Roberto ha avviato il dibattito facendo un interessante confronto tra l’approccio anglosassone e quello europeo nell’interpretare le regole. Notava come, nel mondo anglofono, le regole dei GDR sono spesso trattate con una flessibilità simile a quella dei sistemi di common law, dove la pratica e i precedenti hanno il peso di plasmare l’interpretazione. In particolare, nei circoli indie dei GDR, i giochi vengono progettati per essere esperienze ripetibili, con regole da seguire alla lettera come intese dall’autore. Tuttavia, al di fuori di questa nicchia, la maggior parte dei tavoli tende a trattare le regole come linee guida, adattabili alle circostanze.
Roberto ha evidenziato come nel sistema anglosassone, le leggi fungano da quadro di riferimento, ma siano le sentenze a definire come vengono applicate. Questo ricorda molto l’abitudine dei master di gioco di modificare le regole in base alla pratica, creando un sistema che evolve in base alle esigenze dei giocatori. La flessibilità è fondamentale, e ciò permette di consolidare un modo di giocare che si adatta a ciò che il tavolo trova più efficace.
Al contrario, nella tradizione di civil law, predominante in Europa e in Italia in particolare, c’è molta più rigidità. Roberto ha spiegato che questa mentalità influenza anche l’approccio dei giocatori italiani ai regolamenti dei GDR. Qui ogni modifica deve passare per un processo formale, esattamente come accade per le leggi. Ha citato l’esempio di Eroica Evoc, dove i giocatori non si limitano a modificare le regole a loro piacimento, ma chiedono all’autore di cambiare il regolamento per tutti. Questo approccio, radicato nella necessità di uniformità, può portare a frustrazioni, soprattutto quando i singoli vorrebbero più libertà di personalizzazione.

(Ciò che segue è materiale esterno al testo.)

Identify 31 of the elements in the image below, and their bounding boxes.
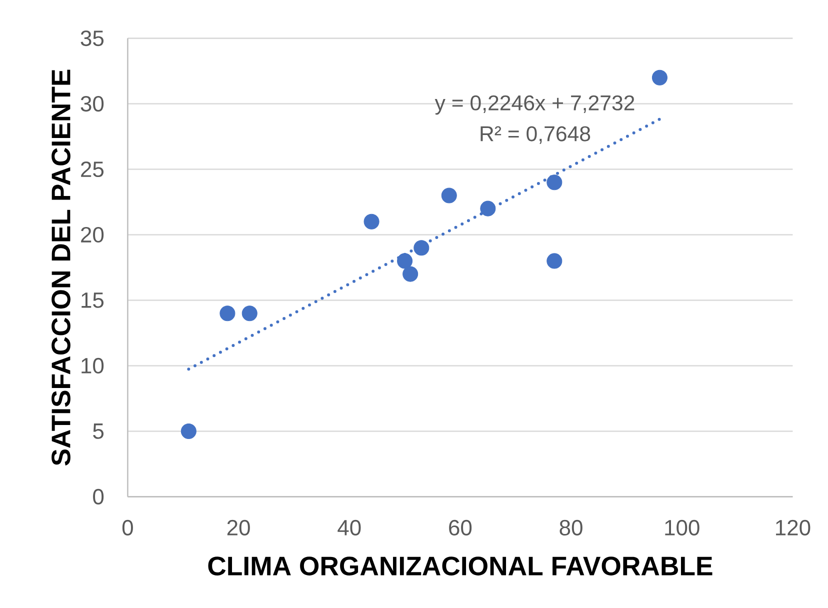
x-tick-label: 80 xyxy=(560,520,582,536)
point xyxy=(364,214,380,230)
point xyxy=(402,266,418,282)
x-tick-label: 100 xyxy=(665,520,700,536)
annotation: y = 0,2246x + 7,2732 xyxy=(434,95,634,115)
y-tick-label: 5 xyxy=(93,424,104,439)
point xyxy=(652,70,668,86)
y-tick-label: 30 xyxy=(80,96,104,112)
x-tick-label: 120 xyxy=(776,520,810,536)
x-tick-label: 20 xyxy=(227,520,250,536)
point xyxy=(220,306,236,322)
point xyxy=(180,423,196,439)
annotation: R² = 0,7648 xyxy=(480,126,590,144)
point xyxy=(397,253,413,269)
y-tick-label: 25 xyxy=(81,161,104,178)
point xyxy=(242,306,258,322)
y-tick-label: 15 xyxy=(82,292,104,308)
y-tick-label: 20 xyxy=(81,226,104,243)
x-tick-label: 0 xyxy=(122,520,133,536)
y-tick-label: 10 xyxy=(82,358,104,374)
point xyxy=(414,240,430,256)
x-tick-label: 60 xyxy=(449,520,472,536)
point xyxy=(546,253,562,269)
x-tick-label: 40 xyxy=(338,520,361,536)
point xyxy=(441,188,457,204)
point xyxy=(546,174,562,190)
y-tick-label: 0 xyxy=(93,488,104,504)
x-axis-title: CLIMA ORGANIZACIONAL FAVORABLE xyxy=(208,556,712,576)
y-tick-label: 35 xyxy=(80,30,104,46)
y-axis-title: SATISFACCION DEL PACIENTE xyxy=(52,70,70,466)
point xyxy=(480,200,496,216)
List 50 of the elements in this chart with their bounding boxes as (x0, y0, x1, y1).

Roberto ha espresso il suo disappunto per questa rigidità, trovando ironico che, nonostante il sistema legale formale, gli italiani riescano sempre a trovare modi per aggirare le norme. Applicare lo stesso approccio rigido ai GDR, per lui, non ha senso: perché passare attraverso il processo ufficiale di modifica delle regole, quando ogni tavolo potrebbe adattarle come preferisce? Secondo lui, un approccio più flessibile, simile a quello della common law, renderebbe i giochi più fluidi e godibili.
Invernomuto ha poi fatto un interessante paragone con il rugby, uno sport tipicamente anglosassone. Nel rugby, l’arbitro ha un’enorme discrezionalità nell’interpretare e applicare le regole in tempo reale, e le sue decisioni sono finali e incontestabili. Contrariamente ad altri sport, l’arbitro nel rugby spiega apertamente le sue decisioni ai giocatori e al pubblico, utilizzando un microfono per garantire trasparenza. Questo forte potere arbitrale riflette il ruolo del master di gioco nei GDR, dove le decisioni possono essere finali e non aperte a discussione, un concetto lontano dalla cultura italiana, dove ogni regola viene discussa e contestata.

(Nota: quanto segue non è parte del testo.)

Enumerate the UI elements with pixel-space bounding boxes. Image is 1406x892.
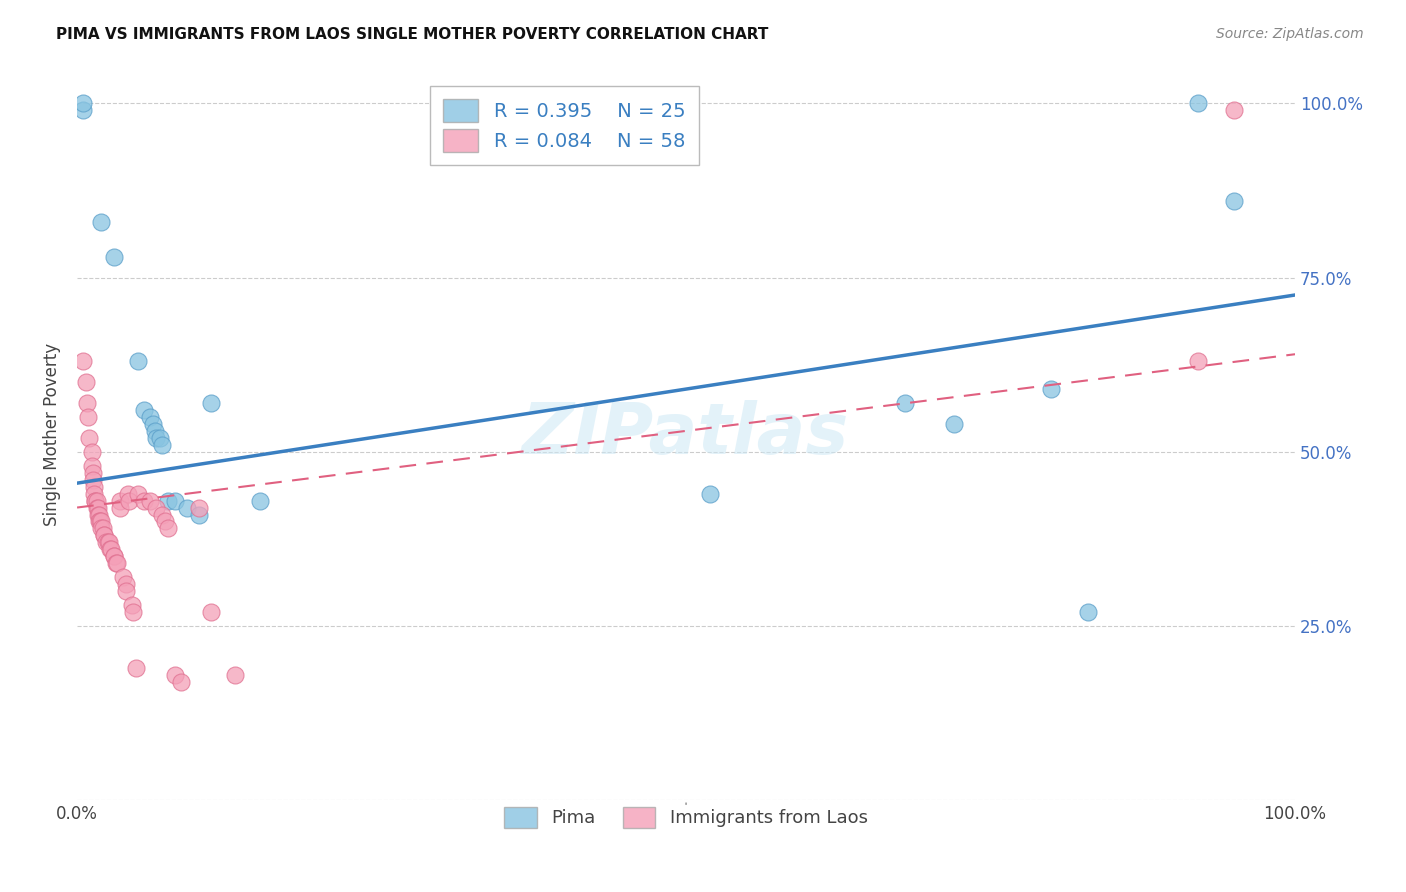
Point — [77, 431, 100, 445]
Point — [114, 584, 136, 599]
Point — [145, 431, 167, 445]
Point — [90, 215, 112, 229]
Point — [118, 493, 141, 508]
Point — [1040, 382, 1063, 396]
Point — [103, 549, 125, 564]
Point — [84, 493, 107, 508]
Point — [124, 661, 146, 675]
Point — [96, 535, 118, 549]
Point — [187, 508, 209, 522]
Point — [127, 486, 149, 500]
Point — [132, 403, 155, 417]
Point — [153, 515, 176, 529]
Point — [117, 486, 139, 500]
Point — [143, 424, 166, 438]
Point — [139, 493, 162, 508]
Point — [1187, 96, 1209, 111]
Text: ZIPatlas: ZIPatlas — [523, 400, 849, 469]
Point — [86, 500, 108, 515]
Point — [169, 674, 191, 689]
Point — [176, 500, 198, 515]
Point — [149, 431, 172, 445]
Point — [82, 466, 104, 480]
Point — [93, 528, 115, 542]
Y-axis label: Single Mother Poverty: Single Mother Poverty — [44, 343, 60, 526]
Point — [77, 409, 100, 424]
Point — [150, 508, 173, 522]
Point — [187, 500, 209, 515]
Point — [108, 493, 131, 508]
Point — [80, 458, 103, 473]
Point — [1187, 354, 1209, 368]
Point — [163, 493, 186, 508]
Point — [84, 493, 107, 508]
Point — [139, 409, 162, 424]
Point — [103, 549, 125, 564]
Point — [108, 500, 131, 515]
Point — [894, 396, 917, 410]
Point — [114, 577, 136, 591]
Legend: Pima, Immigrants from Laos: Pima, Immigrants from Laos — [498, 800, 875, 835]
Point — [98, 542, 121, 557]
Point — [72, 96, 94, 111]
Point — [83, 480, 105, 494]
Point — [75, 375, 97, 389]
Point — [105, 556, 128, 570]
Point — [72, 354, 94, 368]
Point — [86, 493, 108, 508]
Point — [122, 605, 145, 619]
Text: Source: ZipAtlas.com: Source: ZipAtlas.com — [1216, 27, 1364, 41]
Point — [105, 556, 128, 570]
Point — [200, 605, 222, 619]
Point — [150, 438, 173, 452]
Point — [112, 570, 135, 584]
Point — [103, 250, 125, 264]
Point — [163, 667, 186, 681]
Point — [87, 500, 110, 515]
Point — [87, 508, 110, 522]
Point — [1223, 103, 1246, 118]
Point — [132, 493, 155, 508]
Point — [200, 396, 222, 410]
Point — [83, 486, 105, 500]
Point — [93, 528, 115, 542]
Point — [96, 535, 118, 549]
Text: PIMA VS IMMIGRANTS FROM LAOS SINGLE MOTHER POVERTY CORRELATION CHART: PIMA VS IMMIGRANTS FROM LAOS SINGLE MOTH… — [56, 27, 769, 42]
Point — [145, 500, 167, 515]
Point — [87, 515, 110, 529]
Point — [90, 515, 112, 529]
Point — [82, 473, 104, 487]
Point — [89, 515, 111, 529]
Point — [90, 521, 112, 535]
Point — [1077, 605, 1099, 619]
Point — [1223, 194, 1246, 208]
Point — [91, 521, 114, 535]
Point — [100, 542, 122, 557]
Point — [249, 493, 271, 508]
Point — [76, 396, 98, 410]
Point — [157, 493, 180, 508]
Point — [943, 417, 966, 431]
Point — [142, 417, 165, 431]
Point — [121, 598, 143, 612]
Point — [80, 444, 103, 458]
Point — [127, 354, 149, 368]
Point — [87, 508, 110, 522]
Point — [224, 667, 246, 681]
Point — [157, 521, 180, 535]
Point — [97, 535, 120, 549]
Point — [72, 103, 94, 118]
Point — [699, 486, 721, 500]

Invernomuto ha anche portato un esempio specifico legato ai GDR, confrontandolo con un bug famoso in Elder Scrolls, dove i giocatori potevano sfruttare una meccanica del gioco per rubare senza essere scoperti mettendo un secchio sulla testa di un PNG. Ha paragonato questo a una regola obsoleta presente in uno dei giochi di Roberto, che pur essendo un “vezzo”, è ormai considerata parte integrante del sistema e non viene cambiata, proprio come il bug diventato famoso.

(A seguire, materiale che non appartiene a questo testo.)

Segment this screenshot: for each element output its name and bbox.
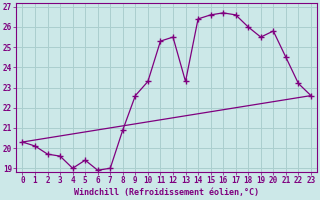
- X-axis label: Windchill (Refroidissement éolien,°C): Windchill (Refroidissement éolien,°C): [74, 188, 259, 197]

BICrumw ha concluso il discorso, condividendo il suo accordo con gli altri e sottolineando come la rigidità di alcune comunità GDR porti a una sorta di mentalità chiusa. Ha richiamato la sua esperienza nel rugby, notando come in quel gioco non sia sempre la palla al centro dell’attenzione, un concetto che riflette un approccio più fluido e adattivo, sia nello sport che nei giochi.
Alla fine, la discussione ha evidenziato un profondo divario culturale su come le regole dei GDR vengono trattate. La tradizione anglosassone consente una pratica dinamica e in evoluzione, mentre quella europea, soprattutto in Italia, pone un’enfasi sulla struttura e l’emendamento formale.